We"d reached the junction at last. Surely, that meant...

"The exit!" Agatha crowed, nearly dancing in place. "It won"t be far now. Just let me update the?—"

"Stop," I heard myself saying. "Please."

She froze mid-scribble, slowly lifting her eyes to mine.

"I need you to know something. Before we go any further." I reached for her.

Movement flickered at the corner of my eye, setting all my senses on high alert. The stealthy patter of pebbles on stone. A dry, rasping susurrus of inhuman origin.

Agatha gasped. "Oh, god, Norsuk—we"re surrounded!"

Clarity crashed over me like ice water. How did I let myself get so distracted? I shifted her behind me, reaching for the knife sheathed at my back. Dozens of yellow eyes glowed from the inky recesses of the cave, growing bolder as they stalked closer.

Not just the creature I"d killed earlier. These were far bigger, hungrier, more vicious.

"The stairs," Agatha hissed, "should be close. Ten yards, maybe."

I hesitated, torn between fight and flight. There had to be a hundred of them, sleek muscles rippling beneath white fur as they skulked ever nearer. My knives, even my speed, couldn"t win against those odds.

But if the exit on her map didn"t exist after all... I wouldn"t let my need endanger her now. Not after I"d finally found something real.

As if scenting my indecision, the lead beast lunged. I whipped my throwing knife from its sheath on pure reflex, the blade sinking to the hilt in its throat with a wet squelch.

It fell writhing, inky blood stippling my face as its shrieks rose to a crescendo. For a heartbeat, I dared hope its death might send the others scattering in fear.

Then the pack tore into their fallen comrade in a feeding frenzy straight from the deepest hells.

My gorge rose as I backed Agatha toward the hypothetical staircase, unwilling to turn my back on the spectacle.

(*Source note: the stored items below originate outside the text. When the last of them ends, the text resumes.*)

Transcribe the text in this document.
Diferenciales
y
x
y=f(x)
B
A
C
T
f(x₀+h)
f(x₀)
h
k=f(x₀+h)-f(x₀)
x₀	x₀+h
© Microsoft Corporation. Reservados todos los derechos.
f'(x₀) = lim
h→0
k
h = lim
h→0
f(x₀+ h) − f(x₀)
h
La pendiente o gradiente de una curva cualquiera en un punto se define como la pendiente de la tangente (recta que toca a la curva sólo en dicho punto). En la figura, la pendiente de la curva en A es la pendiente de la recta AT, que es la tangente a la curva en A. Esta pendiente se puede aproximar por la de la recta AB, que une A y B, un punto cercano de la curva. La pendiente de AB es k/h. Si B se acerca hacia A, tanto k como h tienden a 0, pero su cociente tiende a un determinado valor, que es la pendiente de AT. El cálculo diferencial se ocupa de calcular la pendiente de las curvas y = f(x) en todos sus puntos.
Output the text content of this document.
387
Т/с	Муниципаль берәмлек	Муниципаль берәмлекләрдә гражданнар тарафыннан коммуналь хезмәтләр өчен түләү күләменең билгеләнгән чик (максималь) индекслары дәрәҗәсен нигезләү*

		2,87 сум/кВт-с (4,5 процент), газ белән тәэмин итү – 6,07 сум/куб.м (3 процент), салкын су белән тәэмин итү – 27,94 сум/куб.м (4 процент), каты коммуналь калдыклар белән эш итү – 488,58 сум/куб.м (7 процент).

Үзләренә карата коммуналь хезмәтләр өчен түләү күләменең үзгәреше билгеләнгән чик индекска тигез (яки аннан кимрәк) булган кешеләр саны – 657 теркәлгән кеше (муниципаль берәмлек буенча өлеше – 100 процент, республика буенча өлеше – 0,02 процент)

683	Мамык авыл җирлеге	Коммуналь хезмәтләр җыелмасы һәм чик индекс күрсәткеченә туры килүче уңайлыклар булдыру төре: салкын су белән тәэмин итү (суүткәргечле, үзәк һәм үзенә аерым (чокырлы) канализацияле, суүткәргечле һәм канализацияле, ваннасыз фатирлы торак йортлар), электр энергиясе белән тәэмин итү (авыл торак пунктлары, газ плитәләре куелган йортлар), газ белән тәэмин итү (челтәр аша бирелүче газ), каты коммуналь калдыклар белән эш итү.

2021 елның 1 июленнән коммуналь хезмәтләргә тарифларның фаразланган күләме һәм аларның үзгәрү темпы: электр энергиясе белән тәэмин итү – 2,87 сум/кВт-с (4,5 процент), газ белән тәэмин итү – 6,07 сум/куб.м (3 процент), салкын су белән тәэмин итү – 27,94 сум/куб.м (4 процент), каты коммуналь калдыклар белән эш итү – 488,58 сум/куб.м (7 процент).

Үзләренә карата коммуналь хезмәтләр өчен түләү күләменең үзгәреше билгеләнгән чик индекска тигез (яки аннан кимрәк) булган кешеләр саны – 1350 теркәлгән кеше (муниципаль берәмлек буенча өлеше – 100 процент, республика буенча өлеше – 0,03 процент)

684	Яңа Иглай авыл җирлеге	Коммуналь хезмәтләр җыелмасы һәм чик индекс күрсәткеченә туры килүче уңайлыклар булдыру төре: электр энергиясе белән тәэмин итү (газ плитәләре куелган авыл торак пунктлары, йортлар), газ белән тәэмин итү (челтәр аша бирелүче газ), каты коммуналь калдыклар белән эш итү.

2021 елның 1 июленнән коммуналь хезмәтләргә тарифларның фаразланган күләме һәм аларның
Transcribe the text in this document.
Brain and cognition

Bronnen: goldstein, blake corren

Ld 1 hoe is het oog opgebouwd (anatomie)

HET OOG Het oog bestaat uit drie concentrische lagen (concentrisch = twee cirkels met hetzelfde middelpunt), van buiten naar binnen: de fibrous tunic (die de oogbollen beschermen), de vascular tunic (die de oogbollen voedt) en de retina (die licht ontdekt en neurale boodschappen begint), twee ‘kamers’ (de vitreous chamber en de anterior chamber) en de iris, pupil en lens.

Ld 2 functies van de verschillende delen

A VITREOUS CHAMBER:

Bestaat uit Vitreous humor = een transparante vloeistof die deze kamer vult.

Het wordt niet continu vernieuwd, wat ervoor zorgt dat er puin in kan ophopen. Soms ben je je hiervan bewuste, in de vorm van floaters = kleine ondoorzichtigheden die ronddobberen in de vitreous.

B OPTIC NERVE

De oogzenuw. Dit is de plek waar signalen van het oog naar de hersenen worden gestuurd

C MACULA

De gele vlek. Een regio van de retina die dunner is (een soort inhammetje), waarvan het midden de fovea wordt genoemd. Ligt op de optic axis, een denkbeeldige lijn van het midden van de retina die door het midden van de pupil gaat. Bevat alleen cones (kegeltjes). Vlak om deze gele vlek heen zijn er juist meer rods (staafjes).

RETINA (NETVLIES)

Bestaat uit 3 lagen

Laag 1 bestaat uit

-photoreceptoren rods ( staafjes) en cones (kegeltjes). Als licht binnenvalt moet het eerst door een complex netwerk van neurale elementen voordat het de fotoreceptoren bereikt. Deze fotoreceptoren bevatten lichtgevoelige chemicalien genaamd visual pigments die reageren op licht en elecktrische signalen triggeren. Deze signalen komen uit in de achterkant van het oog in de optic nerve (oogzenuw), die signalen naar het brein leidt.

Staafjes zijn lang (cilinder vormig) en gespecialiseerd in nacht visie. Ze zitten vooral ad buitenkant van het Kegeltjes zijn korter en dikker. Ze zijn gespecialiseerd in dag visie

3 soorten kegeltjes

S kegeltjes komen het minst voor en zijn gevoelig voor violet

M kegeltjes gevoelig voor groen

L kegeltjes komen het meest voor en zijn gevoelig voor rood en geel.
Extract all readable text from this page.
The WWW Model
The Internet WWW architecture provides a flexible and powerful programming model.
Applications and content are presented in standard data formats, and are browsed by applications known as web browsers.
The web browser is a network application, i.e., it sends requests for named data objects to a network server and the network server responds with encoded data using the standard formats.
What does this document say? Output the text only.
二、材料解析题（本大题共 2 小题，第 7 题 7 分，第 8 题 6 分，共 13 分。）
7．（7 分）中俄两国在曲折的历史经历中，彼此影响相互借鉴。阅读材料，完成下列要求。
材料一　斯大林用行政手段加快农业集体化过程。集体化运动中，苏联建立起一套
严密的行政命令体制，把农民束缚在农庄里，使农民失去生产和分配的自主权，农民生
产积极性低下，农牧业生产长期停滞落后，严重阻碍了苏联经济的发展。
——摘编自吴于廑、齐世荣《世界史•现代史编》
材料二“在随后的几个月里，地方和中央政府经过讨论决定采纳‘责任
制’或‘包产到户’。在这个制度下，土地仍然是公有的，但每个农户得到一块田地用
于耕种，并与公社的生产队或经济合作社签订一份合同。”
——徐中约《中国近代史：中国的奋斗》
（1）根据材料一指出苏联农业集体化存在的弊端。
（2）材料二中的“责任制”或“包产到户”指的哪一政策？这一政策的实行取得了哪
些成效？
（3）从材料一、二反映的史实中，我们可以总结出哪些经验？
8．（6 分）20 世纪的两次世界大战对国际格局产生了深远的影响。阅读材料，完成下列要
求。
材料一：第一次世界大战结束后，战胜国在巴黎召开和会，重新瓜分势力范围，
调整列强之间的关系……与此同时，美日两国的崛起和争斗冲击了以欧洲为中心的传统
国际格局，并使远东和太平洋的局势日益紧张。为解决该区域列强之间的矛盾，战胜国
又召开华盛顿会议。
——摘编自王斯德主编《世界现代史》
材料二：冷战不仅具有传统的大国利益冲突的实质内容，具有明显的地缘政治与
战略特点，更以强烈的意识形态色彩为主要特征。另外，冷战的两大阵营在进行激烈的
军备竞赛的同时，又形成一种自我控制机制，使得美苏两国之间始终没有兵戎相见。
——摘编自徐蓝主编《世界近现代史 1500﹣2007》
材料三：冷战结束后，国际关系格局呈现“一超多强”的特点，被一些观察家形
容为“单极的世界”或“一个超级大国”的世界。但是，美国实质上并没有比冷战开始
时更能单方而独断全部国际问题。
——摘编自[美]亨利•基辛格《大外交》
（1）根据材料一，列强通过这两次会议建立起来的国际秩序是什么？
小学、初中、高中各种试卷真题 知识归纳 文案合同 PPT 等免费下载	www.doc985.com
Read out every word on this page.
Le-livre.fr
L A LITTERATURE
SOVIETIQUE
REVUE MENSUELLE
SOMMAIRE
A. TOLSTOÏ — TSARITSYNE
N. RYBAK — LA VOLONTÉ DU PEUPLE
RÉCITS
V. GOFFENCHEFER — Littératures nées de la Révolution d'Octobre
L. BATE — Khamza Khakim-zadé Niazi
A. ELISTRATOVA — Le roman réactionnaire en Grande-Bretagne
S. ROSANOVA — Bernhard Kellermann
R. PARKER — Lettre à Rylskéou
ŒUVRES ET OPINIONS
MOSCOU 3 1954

The moment"s reprieve wouldn"t last.

"There!" She pointed, her map fluttering forgotten to the dirt. "An archway in the stone. It has to be?—"

A fresh tremor rocked the chamber, far stronger than the last. Cracks shot through the walls, raining debris on our heads. Clumps of stone tumbled from above, crushing beasts as they fell.

Squeals of pain echoed off the rock, chilling my blood. If these tunnels gave way entirely...

Agatha seemed to read my mind, gravel crunching under her boots as she bolted for the exit. I whirled to follow, leaping over felled creatures, the scent of blood and bowels thick in my nose.

Behind us, the beasts gave a collective shriek of fury. Of hunger. Then they charged, an unstoppable tide of teeth and claws.

I urged my burning legs faster, Agatha"s terrified panting drowning out all else. It didn"t matter if we found the stairs now. This whole section was coming down.

We just had to make it far enough not to be buried alive.

The yawning archway loomed blessedly close. Ten feet. Five.

Three—

With an earsplitting crack, the world fell in on itself.